Ce qui demeure le plus frappant pour A Tale of Love and Darkness, ce n’est pas forcément son histoire. En soi, le fond est touchant : impossible de ne pas s’investir émotionnellement dans cette aventure mentale familiale. Cependant, le plus mémorable reste étrangement la forme. La réalisation fourmille d’idées et la mise en scène, très imagée, parfois métaphorique, est tout sauf banale. Elle possède un caractère très travaillé, au point que l’on puisse même se demander si Natalie Portman n’est pas déjà devenue une réalisatrice confirmée.

Tout est à sa place pour donner l’impression d’une oeuvre complète et surtout : personnelle. Puisque adapter une oeuvre autobiographique n’est jamais facile. Puisque adapter une oeuvre d’Amos Oz est encore moins aisé. Le film possède une esthétique propre. Assez ternes, avec un filtre aux couleurs parfois grises et orangées, les images marquent la rétine. Sous effets de ralentis et de flashbacks rêveurs, certaines scènes ne peuvent que nous rappeler les meilleurs moments d’un Terrence Malick en forme, ou plus récemment, du premier long-métrage de Ryan Gosling, Lost River. Natalie Portman ne cache pas ses inspirations et caresse le genre cinématographique dans le sens du poil. Tout est imagé, même les passages les plus difficiles, les plus romancés du livre.

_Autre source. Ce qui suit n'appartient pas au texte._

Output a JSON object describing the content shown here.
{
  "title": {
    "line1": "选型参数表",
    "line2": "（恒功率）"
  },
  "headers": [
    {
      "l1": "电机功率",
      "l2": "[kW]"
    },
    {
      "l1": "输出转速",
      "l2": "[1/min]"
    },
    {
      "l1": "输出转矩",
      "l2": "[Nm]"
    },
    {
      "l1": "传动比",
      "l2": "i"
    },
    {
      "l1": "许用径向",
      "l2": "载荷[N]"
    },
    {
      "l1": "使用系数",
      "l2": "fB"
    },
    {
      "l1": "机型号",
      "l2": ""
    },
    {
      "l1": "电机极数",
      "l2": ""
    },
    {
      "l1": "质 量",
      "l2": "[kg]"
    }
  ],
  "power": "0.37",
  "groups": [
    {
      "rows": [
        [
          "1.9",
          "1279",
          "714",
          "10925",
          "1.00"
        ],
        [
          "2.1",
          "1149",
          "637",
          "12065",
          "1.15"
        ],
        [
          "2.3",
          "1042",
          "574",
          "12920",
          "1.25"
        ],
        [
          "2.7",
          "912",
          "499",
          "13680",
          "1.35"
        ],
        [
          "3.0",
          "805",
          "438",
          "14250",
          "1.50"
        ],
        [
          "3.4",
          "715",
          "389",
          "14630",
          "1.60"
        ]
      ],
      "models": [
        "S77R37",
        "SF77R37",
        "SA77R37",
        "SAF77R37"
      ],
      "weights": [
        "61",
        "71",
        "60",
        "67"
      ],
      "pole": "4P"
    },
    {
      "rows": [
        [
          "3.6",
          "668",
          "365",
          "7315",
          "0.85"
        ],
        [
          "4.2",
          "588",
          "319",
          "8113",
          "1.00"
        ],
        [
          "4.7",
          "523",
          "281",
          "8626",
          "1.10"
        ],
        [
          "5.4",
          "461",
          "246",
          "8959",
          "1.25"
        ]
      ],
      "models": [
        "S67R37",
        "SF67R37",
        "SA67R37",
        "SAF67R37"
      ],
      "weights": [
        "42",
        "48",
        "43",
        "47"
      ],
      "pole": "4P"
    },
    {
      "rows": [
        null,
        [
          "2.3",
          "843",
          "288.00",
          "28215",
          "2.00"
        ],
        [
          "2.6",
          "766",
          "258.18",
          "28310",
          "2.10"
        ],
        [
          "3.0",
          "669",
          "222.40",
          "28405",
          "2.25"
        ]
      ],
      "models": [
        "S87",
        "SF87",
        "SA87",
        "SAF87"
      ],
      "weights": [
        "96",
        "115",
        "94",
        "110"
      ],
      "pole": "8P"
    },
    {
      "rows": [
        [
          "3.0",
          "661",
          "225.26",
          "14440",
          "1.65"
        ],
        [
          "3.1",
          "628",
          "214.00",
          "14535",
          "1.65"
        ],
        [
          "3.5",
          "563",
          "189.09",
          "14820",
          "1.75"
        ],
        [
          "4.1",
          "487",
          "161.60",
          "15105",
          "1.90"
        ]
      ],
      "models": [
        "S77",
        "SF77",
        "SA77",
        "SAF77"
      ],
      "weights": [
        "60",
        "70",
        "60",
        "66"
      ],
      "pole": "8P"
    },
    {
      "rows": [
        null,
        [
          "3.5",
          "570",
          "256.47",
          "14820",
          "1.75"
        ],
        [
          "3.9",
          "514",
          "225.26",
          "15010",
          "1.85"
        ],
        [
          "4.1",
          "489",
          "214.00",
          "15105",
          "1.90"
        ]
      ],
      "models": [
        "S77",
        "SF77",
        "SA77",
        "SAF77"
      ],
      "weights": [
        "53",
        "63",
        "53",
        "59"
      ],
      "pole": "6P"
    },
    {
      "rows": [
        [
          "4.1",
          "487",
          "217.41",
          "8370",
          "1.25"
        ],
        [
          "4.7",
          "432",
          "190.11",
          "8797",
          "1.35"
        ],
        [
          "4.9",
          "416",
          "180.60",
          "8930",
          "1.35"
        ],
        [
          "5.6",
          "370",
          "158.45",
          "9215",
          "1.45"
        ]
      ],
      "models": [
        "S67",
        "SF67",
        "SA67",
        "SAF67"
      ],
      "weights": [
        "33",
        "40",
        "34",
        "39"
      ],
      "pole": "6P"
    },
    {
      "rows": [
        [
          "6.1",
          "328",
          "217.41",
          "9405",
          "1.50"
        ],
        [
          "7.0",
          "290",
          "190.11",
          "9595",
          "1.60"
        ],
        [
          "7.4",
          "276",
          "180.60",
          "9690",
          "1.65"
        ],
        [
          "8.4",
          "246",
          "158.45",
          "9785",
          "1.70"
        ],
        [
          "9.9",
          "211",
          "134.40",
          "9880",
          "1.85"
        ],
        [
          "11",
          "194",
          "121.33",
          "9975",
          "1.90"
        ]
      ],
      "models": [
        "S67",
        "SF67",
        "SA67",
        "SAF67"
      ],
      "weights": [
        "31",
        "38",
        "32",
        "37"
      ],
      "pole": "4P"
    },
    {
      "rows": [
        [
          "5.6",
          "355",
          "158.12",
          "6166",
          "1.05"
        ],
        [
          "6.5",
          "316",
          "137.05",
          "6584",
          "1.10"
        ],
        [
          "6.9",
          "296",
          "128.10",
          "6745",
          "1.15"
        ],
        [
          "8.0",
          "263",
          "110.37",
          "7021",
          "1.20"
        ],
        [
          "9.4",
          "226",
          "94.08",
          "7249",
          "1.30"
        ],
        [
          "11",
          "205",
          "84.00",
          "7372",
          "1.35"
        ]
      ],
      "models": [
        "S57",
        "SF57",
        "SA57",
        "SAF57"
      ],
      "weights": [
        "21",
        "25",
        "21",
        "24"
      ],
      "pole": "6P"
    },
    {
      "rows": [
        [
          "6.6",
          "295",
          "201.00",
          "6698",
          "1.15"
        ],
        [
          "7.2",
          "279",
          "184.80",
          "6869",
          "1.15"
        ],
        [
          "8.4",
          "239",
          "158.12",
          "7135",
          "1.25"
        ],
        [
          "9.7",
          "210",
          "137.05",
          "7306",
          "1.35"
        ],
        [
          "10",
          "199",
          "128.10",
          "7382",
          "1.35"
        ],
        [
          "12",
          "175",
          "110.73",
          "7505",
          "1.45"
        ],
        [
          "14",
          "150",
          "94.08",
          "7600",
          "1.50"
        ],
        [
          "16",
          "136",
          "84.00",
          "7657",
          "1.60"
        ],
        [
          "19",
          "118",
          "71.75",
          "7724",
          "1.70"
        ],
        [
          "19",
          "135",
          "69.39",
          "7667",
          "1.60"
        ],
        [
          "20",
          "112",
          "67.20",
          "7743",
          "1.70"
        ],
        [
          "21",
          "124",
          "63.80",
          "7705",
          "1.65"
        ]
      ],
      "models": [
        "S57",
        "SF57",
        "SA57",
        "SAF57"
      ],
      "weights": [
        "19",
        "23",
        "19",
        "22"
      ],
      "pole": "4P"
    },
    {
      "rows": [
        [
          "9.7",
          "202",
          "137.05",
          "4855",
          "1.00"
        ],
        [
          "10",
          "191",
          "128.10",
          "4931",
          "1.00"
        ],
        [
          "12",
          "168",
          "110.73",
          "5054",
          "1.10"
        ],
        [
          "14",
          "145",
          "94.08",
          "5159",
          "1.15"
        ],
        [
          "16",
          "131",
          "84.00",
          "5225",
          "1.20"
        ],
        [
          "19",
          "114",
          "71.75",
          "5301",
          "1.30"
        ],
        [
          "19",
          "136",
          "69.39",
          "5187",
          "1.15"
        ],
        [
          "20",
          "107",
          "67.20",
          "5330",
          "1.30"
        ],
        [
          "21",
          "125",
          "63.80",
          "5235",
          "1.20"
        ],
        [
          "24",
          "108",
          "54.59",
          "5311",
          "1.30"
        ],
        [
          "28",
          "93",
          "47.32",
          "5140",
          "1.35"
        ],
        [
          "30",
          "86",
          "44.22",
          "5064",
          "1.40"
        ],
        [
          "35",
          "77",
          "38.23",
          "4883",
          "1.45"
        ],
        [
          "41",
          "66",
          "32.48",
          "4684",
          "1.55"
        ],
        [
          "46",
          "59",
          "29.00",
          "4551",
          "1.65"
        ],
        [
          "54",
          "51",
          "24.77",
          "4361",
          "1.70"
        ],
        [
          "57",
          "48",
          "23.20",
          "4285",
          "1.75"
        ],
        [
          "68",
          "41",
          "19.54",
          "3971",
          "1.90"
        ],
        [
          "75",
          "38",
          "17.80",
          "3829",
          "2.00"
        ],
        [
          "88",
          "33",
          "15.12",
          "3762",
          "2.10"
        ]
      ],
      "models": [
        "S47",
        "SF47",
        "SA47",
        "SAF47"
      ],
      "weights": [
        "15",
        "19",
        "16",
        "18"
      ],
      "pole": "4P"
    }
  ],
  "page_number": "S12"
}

Avant tout, c’est une histoire de famille. Les acteurs, tous très convaincants, soumettent à leurs personnages respectifs une évolution humaine. Finalement, la réalisatrice ne se concentre pas totalement sur son personnage, celui de la mère. Bien au contraire – et c’est avant tout pour respecter le récit originel -, elle consacre les moments les plus forts à Amos. Encore enfant, il profite de son innocence pour paraître détaché de la réalité. Dénué de toute liberté, il use de ses rêves pour se cacher et explorer ses peurs les plus profondes. Le film traite le sommeil comme un état de protection, où chaque personnage peut enfin profiter de sa solitude et de ses fantasmes.

C’est ce qu’est, finalement, A Tale of Love and Darkness, une poursuite du rêve pour que celui-ci devienne réalité. Un film magnifique, friand de mystères et de trésors qui ne peuvent être trouvés dès le premier visionnage. Un coup de maître ? Pas encore mais Natalie Portman mérite bien une place au panthéon.

A Tale of Love and Darkness, diffusé sur Canal + le 19 Mai 2016. 

Un film de Natalie Portman, avec Natalie Portman, Gilad Kahana, Amir Tessler…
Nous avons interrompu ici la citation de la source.